Petriolo – hier strömt heißes Wasser aus einer Quelle in einen Fluss.
Badefreuden bei Petriolo an einem Sonntag im Januar

Von Ihrem Ferienhaus bei Camaiore ist Petriolo in rund zweieinhalb Stunden zu erreichen. Aber man kann den Badeausflug gleich mit dem Besuch von Siena, das auf dem Weg liegt, verknüpfen. Und wer einen "Warmbadetag" machen will, besucht bei der Gelegenheit auch gleich Saturnia.

Überall silberglänzende Dampfleitungen und Schwefeldünste
Fumarolen bei Sasso Pisano
Ein heißer Tipp für den Warmbadetag

Wo die Erde Dampf ausspuckt

Besondere Erlebnisse verspricht auch die Gegend von Sasso Pisano. Dies ist eine kleine Ortschaft etwas 20 km südlich von Volterra, die man auf der Straße SP 409 erreicht. 

Die ganze Gegend ist seismisch aktiv An zahlreichen Punkten im Gelände steigt Dampf aus Fumarolen auf, und die Elektrizitätsfirma Enel fängt ihn vielfach auf und erzeugt damit Strom. Was wie ein beschauliches, kleines Atomkraftwerk wirkt, sind dann in Wirklichkeit die Kühltürme von Erdwärme-Kraftwerken. Durch das Gelände führen auf Kilometer zahlreiche Leitungen von rund einem halben Meter Durchmesser, deren Edelstahl-Ummantelung in der Sonne glänzt Es wirkt futuristisch. In Sasso Pisano kann man ein Gelände mit zahlreichen heißen Quellen, Geysiren und Fumarolen besichtigen - allerdings nur, wenn Enel es erlaubt, denn es befindet sich vollständig im Besitz der ehemaligen Staatsfirma. Aber es gibt auch noch andere Möglichkeiten, eine kleine Wanderung durch ein Fumarolen-Gebiet bei Sasso Pisano zu machen - dazu demnächst mehr auf einer eigenen Unterseite.

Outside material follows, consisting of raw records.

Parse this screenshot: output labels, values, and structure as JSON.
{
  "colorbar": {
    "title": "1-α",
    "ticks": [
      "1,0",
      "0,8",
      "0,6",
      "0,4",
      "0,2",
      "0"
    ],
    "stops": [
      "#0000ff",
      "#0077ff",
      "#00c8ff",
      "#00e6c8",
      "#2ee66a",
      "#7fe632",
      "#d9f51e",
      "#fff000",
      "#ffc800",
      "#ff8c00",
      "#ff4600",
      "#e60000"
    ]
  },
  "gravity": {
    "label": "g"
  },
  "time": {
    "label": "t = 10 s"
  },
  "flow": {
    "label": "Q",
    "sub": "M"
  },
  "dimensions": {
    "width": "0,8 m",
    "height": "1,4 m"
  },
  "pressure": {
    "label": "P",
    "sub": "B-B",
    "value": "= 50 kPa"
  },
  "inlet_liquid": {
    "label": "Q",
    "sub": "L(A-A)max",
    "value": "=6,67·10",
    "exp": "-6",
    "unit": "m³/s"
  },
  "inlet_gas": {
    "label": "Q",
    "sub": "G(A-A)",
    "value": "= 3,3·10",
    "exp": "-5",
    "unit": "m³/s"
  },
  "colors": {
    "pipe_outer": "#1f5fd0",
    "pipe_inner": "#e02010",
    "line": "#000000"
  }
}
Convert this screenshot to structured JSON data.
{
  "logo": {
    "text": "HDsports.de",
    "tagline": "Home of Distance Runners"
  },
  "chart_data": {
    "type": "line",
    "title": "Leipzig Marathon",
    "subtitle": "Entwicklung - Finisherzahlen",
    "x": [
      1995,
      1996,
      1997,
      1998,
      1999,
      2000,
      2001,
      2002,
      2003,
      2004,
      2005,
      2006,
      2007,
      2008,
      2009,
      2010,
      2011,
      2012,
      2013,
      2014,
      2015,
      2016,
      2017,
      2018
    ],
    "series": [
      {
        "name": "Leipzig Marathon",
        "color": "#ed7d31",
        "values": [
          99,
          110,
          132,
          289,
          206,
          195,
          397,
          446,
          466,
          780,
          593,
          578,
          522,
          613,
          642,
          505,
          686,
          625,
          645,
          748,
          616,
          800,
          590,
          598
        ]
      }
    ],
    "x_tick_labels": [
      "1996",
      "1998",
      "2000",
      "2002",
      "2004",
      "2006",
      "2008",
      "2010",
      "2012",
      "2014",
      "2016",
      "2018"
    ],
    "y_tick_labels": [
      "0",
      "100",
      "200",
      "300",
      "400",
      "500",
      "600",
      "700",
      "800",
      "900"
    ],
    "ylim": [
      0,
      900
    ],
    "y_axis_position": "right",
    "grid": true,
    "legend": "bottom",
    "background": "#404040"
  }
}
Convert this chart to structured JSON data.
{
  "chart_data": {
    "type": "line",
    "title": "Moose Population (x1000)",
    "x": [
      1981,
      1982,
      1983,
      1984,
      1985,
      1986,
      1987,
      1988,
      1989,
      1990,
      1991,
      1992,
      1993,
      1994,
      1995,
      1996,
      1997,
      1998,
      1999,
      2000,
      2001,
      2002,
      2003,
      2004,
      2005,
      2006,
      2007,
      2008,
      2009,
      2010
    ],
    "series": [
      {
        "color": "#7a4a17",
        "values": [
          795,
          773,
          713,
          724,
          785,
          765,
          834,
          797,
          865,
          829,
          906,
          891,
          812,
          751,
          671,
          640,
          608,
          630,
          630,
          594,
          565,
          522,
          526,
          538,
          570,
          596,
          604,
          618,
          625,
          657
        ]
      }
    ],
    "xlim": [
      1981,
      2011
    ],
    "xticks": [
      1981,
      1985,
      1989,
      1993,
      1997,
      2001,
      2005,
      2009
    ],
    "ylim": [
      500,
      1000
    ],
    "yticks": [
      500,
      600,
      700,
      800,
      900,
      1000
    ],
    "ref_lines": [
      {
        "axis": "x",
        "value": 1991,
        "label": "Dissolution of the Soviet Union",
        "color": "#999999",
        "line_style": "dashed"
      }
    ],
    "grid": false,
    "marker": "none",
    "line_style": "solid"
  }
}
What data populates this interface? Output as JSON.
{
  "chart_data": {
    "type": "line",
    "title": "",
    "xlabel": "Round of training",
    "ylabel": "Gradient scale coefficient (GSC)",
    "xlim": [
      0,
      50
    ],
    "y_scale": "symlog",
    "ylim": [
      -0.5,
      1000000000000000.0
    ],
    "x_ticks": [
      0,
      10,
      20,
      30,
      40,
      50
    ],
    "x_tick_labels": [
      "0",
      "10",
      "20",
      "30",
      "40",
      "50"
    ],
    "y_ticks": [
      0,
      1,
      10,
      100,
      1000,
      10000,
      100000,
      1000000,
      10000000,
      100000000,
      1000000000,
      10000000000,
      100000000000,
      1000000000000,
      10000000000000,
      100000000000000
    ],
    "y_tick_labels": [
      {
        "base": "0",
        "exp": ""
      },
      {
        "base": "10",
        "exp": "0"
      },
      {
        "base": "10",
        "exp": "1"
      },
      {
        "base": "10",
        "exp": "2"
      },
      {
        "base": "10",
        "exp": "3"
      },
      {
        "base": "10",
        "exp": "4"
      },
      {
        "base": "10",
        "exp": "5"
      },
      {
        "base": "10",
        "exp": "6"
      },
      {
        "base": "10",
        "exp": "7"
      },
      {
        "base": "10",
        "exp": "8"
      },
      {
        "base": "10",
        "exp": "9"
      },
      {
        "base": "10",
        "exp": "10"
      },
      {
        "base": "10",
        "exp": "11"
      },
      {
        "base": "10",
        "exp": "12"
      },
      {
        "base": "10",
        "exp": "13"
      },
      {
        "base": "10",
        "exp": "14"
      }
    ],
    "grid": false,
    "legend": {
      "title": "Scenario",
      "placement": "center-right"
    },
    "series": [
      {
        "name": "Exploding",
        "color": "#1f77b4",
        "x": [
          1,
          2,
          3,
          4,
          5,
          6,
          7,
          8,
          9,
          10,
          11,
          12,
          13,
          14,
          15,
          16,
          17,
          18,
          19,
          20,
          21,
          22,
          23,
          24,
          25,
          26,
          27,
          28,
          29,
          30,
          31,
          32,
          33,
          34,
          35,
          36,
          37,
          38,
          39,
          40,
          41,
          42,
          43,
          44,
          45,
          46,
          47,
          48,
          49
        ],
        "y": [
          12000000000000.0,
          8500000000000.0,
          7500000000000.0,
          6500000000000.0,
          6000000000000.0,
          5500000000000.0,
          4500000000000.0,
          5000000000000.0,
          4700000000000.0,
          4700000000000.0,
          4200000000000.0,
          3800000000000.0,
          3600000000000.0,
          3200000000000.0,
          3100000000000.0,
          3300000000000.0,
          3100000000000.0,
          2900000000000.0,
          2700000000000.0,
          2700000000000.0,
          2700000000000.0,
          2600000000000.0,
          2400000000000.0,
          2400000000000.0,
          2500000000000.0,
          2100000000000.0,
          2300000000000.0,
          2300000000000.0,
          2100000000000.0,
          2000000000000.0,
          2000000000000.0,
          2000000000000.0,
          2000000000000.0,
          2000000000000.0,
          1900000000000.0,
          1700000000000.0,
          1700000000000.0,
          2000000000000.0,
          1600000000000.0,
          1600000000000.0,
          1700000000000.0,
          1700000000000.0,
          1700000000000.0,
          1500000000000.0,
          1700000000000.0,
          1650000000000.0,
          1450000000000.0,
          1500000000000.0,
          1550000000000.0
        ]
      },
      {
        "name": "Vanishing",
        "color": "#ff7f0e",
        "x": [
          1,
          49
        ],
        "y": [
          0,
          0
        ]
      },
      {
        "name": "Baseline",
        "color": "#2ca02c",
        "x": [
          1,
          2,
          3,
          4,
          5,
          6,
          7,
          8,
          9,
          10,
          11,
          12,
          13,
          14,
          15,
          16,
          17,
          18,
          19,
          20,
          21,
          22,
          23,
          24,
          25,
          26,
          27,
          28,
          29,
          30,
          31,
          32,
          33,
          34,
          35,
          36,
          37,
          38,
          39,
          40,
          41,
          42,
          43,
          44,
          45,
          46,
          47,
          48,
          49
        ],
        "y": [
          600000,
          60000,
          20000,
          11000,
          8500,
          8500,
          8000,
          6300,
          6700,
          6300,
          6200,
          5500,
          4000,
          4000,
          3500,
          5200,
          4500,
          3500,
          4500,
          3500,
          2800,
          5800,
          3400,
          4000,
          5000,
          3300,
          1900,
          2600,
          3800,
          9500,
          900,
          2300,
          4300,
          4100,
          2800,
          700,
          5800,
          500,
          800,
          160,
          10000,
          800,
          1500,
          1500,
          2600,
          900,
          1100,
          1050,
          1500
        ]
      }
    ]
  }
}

Die zahlreichen heißen Quellen wurden auch schon in der Antike genutzt. Fährt man von Sasso Pisano aus auf der SP49 etwas 2 km nach Westen, biegt nach links eine kleine Straße ab, die zu der Ausgrabungsstätte Complesso Sacro Termale Etrusco e Romano führt. Leider war bei unserem Besuch eine eingehende Besichtigung nicht möglich, weil das Gelände mit einem Zaun umschlossen war. Die Anlage stammt aus dem 3. Jahrhundert vor Christus, wurde dann vermutlich durch ein Erdbeben zerstört und nach einem Jahrhundert wieder aufgebaut. Sie blieb bis zum Jahr 300 in Betrieb. Dann wurde sie vielleicht durch einen Erdrutsch verschüttet.

Die Quellen, die damals die mehrere hundert Quadratmeter große Badeanlage speisten, gibt es aber noch heute. Das Wasser fließt in ein Bachbett und kühlt sich dabei ein bisschen ab. Das ist auch gut, denn das 60 Grad heiße Quellwasser wäre zum Baden kaum geeignet. So aber kann man sich in verschiedenen Becken des Baches ein urtümliches Warmbade-Vergnügen gönnen.